Forgive Us Our Trespasses is the first “All Rise” since producer Warner Bros. fired creator Greg Spottiswood for being too racist and sexist, which doesn’t appear to have any bearing on the episode—unless it’s somehow in the subtext of Peter MacNicol’s arc about appearing to be profoundly biased against a Black defendant but really it’s because he’s got unresolved issues regarding his brother (MacNichol’s brother, not the defendant’s) since childhood, which only Simone Missick (making a return not just via Zoom but also on location three times) can help him resolve. But MacNicol’s arc doesn’t have much in the way of subtext.
The episode doesn’t have much in the way of subtext, with Missick having a mistaken information sitcom faux pas with Amy Gort and new partners Jessica Camacho and Samantha Marie Ware speaking in exposition dumps to one another the whole time, or J. Alex Brinson and Wilson Bethel having some frosty conversations because Brinson’s on a list of suspicious sheriff deputies. It’s all id, all the time this episode. It works for some of the story arcs, doesn’t work for most of them, works for some of the actors, doesn’t work for… well, it doesn’t work for Ware.
What’s weird about Ware and Camacho not clicking is it’s unclear if they don’t click or if they don’t click because of the script or even the direction. Paul McCrane kind of directs the hell out of the episode, but then also doesn’t. His two shots are great, letting the actors (even Ware) experience the other actors’ deliveries and react in time. But all the close-ups feel mawkish. The instincts are good, the results are not. Then again, might just be the way the script works. And also there’s always social distancing so it’s hard to get two shots.
Everyone in the regular cast—save an absent Reggie Lee—gets something to do this episode, to the point I couldn’t remember Audrey Corsa’s character’s name again. And I suppose all Ruthie Ann Miles gets is to send Ware off on her way in the first scene. The episode makes a good case for Ware’s character being the protagonist of the whole show, as she’s now on a presumably multi-episode arc of shadowing different people throughout the building. Unfortunately Ware’s mostly terrible so it’d be terrible but it makes narrative sense.
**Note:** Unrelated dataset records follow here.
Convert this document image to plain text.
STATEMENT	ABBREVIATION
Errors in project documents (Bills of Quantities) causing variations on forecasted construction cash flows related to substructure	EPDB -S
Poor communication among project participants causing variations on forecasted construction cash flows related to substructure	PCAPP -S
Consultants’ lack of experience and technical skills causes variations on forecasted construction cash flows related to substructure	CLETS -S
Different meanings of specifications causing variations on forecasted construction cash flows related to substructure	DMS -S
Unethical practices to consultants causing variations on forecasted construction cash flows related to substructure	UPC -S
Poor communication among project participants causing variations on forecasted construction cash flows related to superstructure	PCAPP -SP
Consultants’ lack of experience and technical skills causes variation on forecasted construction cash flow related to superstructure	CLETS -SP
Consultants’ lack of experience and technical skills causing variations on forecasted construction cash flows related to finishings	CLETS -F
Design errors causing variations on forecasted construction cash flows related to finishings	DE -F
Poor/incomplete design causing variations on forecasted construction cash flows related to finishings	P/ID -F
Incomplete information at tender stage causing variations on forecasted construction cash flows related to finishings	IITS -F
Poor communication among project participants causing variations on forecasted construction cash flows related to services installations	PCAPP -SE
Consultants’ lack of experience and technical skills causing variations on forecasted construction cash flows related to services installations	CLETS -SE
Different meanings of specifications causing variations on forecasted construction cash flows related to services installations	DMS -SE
Anyway, there are subplots like Ryan Michelle Bathe and Wilson Bethel still feeling the shockwaves from their kiss—which has the added context they never actually dated in college and so all the previous flirtations and references to a relationship were just Bathe and Missick teasing Bethel? But then Lindsay Mendez starts a subplot about an abused kid, which turns out just be a craven gotcha for the audience.
“All Rise” is struggling, as it has this entire season, to get through lockdown, to get through Missick’s maternity leave. Can’t help having your creator and show runner be a piece of shit. Fingers crossed they make it, fingers crossed it gets back to being at least a showcase for its many good actors.
Lastly, the cliffhanger with Brinson confronting his cop buddies is terrifying and hopefully the show does right by him after putting him through a hellish arc.